REPUBLIKA.CO.ID, RIYADH -- Pengadilan Arab Saudi telah menjatuhkan hukuman mati kepada lima terdakwa yang terlibat dalam kasus pembunuhan jurnalis the Washington Post Jamal Khashoggi, Senin (23/12). Tiga terdakwa lainnya divonis penjara selama 24 tahun.
Dikutip laman Al Arabiya, menurut jaksa penuntut umum, penasihat kerajaan sekaligus pembantu utama Putra Mahkota Arab Saudi Pangeran Mohammed bin Salman (MBS), Saud al-Qahtani turut diselidiki dalam kasus Khashoggi. Namun dia tak didakwa.
Mantan wakil kepala intelijen Saudi Ahmed al-Asiri pun turut diselidiki. Namun, dia dibebaskan karena minimnya bukti keterlibatan dalam pembunuhan Khashoggi.

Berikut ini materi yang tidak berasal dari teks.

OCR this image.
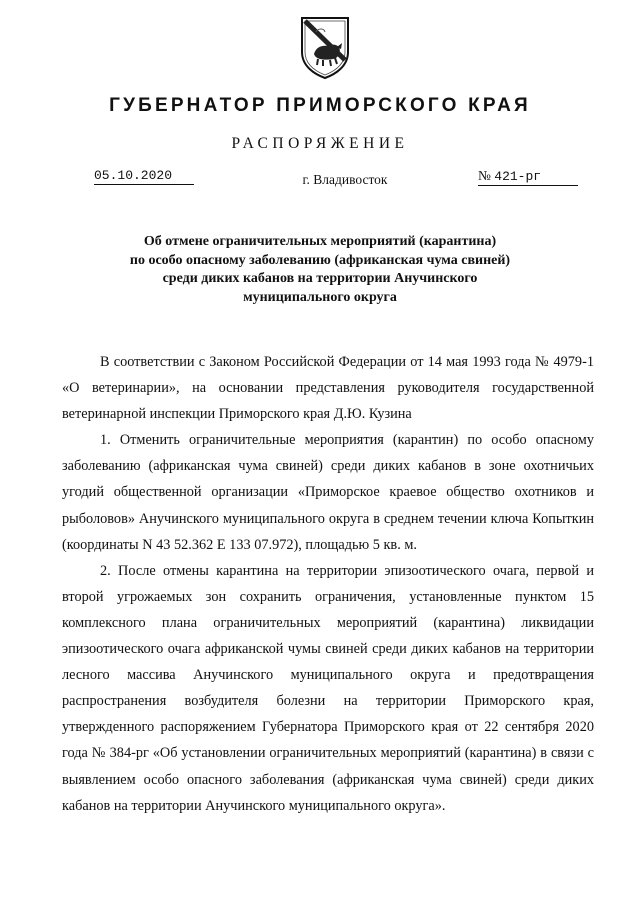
ГУБЕРНАТОР ПРИМОРСКОГО КРАЯ
РАСПОРЯЖЕНИЕ
05.10.2020	г. Владивосток	№ 421-рг
Об отмене ограничительных мероприятий (карантина)
по особо опасному заболеванию (африканская чума свиней)
среди диких кабанов на территории Анучинского
муниципального округа

В соответствии с Законом Российской Федерации от 14 мая 1993 года № 4979-1 «О ветеринарии», на основании представления руководителя государственной ветеринарной инспекции Приморского края Д.Ю. Кузина

1. Отменить ограничительные мероприятия (карантин) по особо опасному заболеванию (африканская чума свиней) среди диких кабанов в зоне охотничьих угодий общественной организации «Приморское краевое общество охотников и рыболовов» Анучинского муниципального округа в среднем течении ключа Копыткин (координаты N 43 52.362 E 133 07.972), площадью 5 кв. м.

2. После отмены карантина на территории эпизоотического очага, первой и второй угрожаемых зон сохранить ограничения, установленные пунктом 15 комплексного плана ограничительных мероприятий (карантина) ликвидации эпизоотического очага африканской чумы свиней среди диких кабанов на территории лесного массива Анучинского муниципального округа и предотвращения распространения возбудителя болезни на территории Приморского края, утвержденного распоряжением Губернатора Приморского края от 22 сентября 2020 года № 384-рг «Об установлении ограничительных мероприятий (карантина) в связи с выявлением особо опасного заболевания (африканская чума свиней) среди диких кабанов на территории Анучинского муниципального округа».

Al-Qahtani dan al-Asiri diketahui berada di gedung konsulat Saudi di Istanbul, Turki, saat Khashoggi dibunuh pada 2 Oktober 2018 lalu.

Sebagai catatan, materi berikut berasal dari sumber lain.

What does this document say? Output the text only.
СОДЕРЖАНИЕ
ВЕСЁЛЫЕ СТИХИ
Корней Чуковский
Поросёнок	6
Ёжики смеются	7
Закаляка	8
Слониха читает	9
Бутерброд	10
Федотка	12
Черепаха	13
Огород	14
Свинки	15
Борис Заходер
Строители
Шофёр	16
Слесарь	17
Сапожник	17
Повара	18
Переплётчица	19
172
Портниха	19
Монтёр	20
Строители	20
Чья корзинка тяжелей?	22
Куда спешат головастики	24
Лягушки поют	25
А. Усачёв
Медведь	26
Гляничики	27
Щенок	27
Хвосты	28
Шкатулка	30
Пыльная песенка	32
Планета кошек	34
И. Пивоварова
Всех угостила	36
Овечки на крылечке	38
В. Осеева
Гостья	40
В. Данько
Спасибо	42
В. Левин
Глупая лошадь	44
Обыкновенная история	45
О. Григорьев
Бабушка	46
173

Kehadiran al-Qahtani di sana yang memunculkan dugaan bahwa Pangeran MBS merupakan tokoh yang memerintahkan pembunuhan Khashoggi. Badan Intelijen Amerika Serikat, CIA, yang turut menyelidiki kasus Khashoggi turut menyimpulkan demikian.
Dalam laporannya CIA meyakini bahwa Pangeran MBS adalah otak dari pembunuhan Khashoggi. Kerajaan Saudi telah berulang kali membantah dugaan dan tuduhan tersebut. Setelah dibunuh di gedung konsulat Saudi di Istanbul, jasad Khashoggi dimutilasi. Hingga kini potongan tubuhnya belum ditemukan.
Khashoggi merupakan jurnalis kawakan Saudi. Ia kerap mengkritik kebijakan-kebijakan Saudi melalui tulisan-tulisannya. Hal itu yang akhirnya membuat dia tak diterima di negaranya sendiri. Ia pun memutuskan pindah ke AS dan menjadi kolumnis di the Washington Post.
Berada jauh dari negaranya tak membuat Khashoggi berhenti mengkritik kebijakan-kebijakan Saudi, termasuk perihal intervensi militer di Yaman yang telah memicu krisis kemanusiaan terburuk di dunia. Opini-opininya di Washington Post justru kian tajam dan menohok Saudi. Khashoggi bahkan tak segan mengkritik Pangeran MBS yang telah dipandang sebagai sosok reformis.